血清中の銅・アミノ酸錯体の過酸化脂質生成における影響

井上節子1,2, 信太直己1, 岩井秀明1, 石原 恵2, 中島 滋2, 長岡 功3, 山倉文幸4, 池田啓一4,5

1順天堂大学スポーツ健康科学部環境保健学, 3医学部生化学・生体防御学, 4化学, 5環境医学研究所, 2文教大学女子短期大学

要旨 : 19-20歳の健常女性で日常栄養摂取状況を検討した。血清を分子量5万を境界として分画してそれぞれの分画の銅含量を測定したところ、1600 kcal/日以下の栄養低摂取群の分子量5万以下分画の銅含量は通常摂取群に比べ有意に高かった。脂質過酸化量は低栄養摂取群で有意に増加し、銅依存性に低密度リポ蛋白質(LDL)酸化が増加していた。一方、脂質過酸化はヒスチジン濃度が増加すると低下した。
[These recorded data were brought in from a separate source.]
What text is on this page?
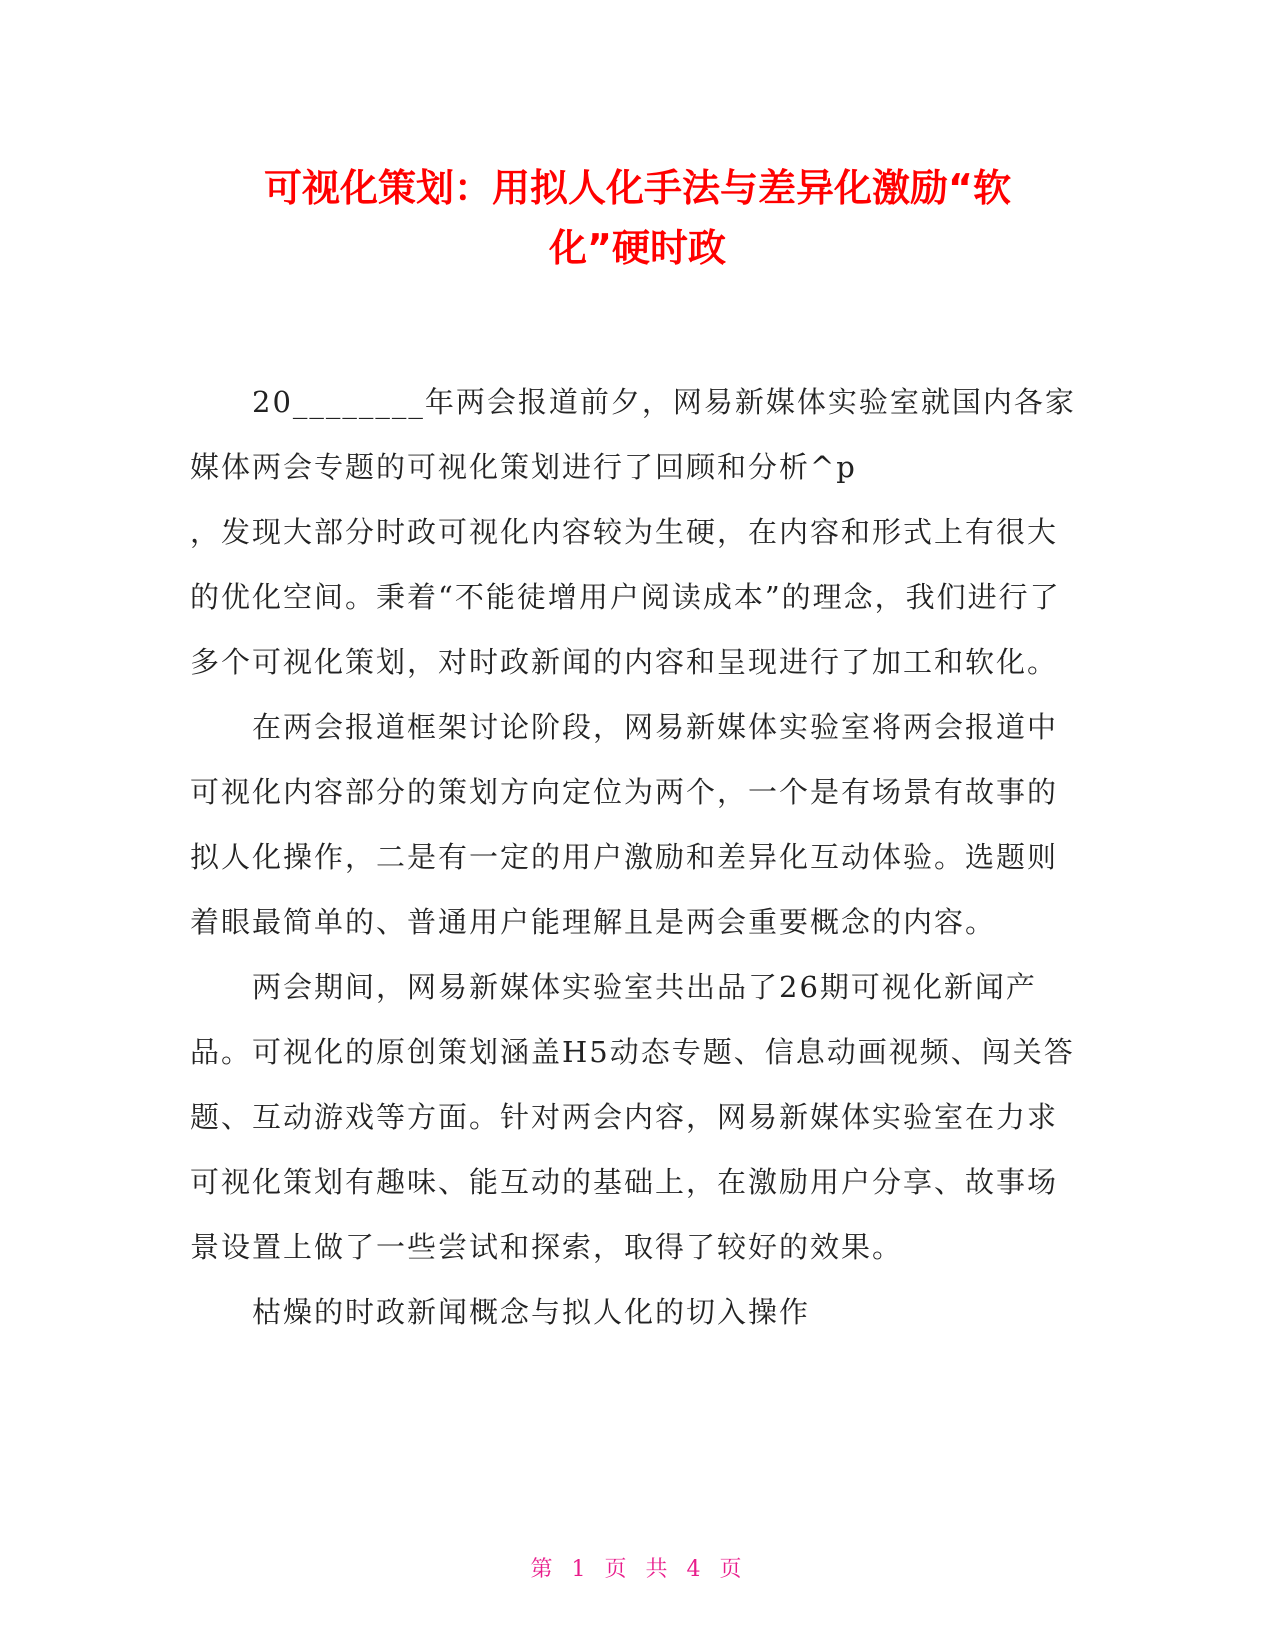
可视化策划：用拟人化手法与差异化激励“软
化”硬时政

20________年两会报道前夕，网易新媒体实验室就国内各家媒体两会专题的可视化策划进行了回顾和分析^p

，发现大部分时政可视化内容较为生硬，在内容和形式上有很大的优化空间。秉着“不能徒增用户阅读成本”的理念，我们进行了多个可视化策划，对时政新闻的内容和呈现进行了加工和软化。

在两会报道框架讨论阶段，网易新媒体实验室将两会报道中可视化内容部分的策划方向定位为两个，一个是有场景有故事的拟人化操作，二是有一定的用户激励和差异化互动体验。选题则着眼最简单的、普通用户能理解且是两会重要概念的内容。

两会期间，网易新媒体实验室共出品了26期可视化新闻产品。可视化的原创策划涵盖H5动态专题、信息动画视频、闯关答题、互动游戏等方面。针对两会内容，网易新媒体实验室在力求可视化策划有趣味、能互动的基础上，在激励用户分享、故事场景设置上做了一些尝试和探索，取得了较好的效果。

枯燥的时政新闻概念与拟人化的切入操作

第 1 页 共 4 页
そこで種々のヒスチジン/銅比でのLDL酸化を検討したところ、ヒスチジン増加によりLDL酸化が低下した。これはヒスチジンが銅とキレート形成することによるものと思われた。一方、正常摂取群血清ではヒスチジン濃度が低くとも過酸化脂質濃度は低く、またグリシン濃度は低摂取群でより高かったので、ヒスチジン:銅とキレート形成にグリシンが影響すると考え、検討したところ、グリシンはヒスチジン:銅錯体によるLDL酸化を抑制した。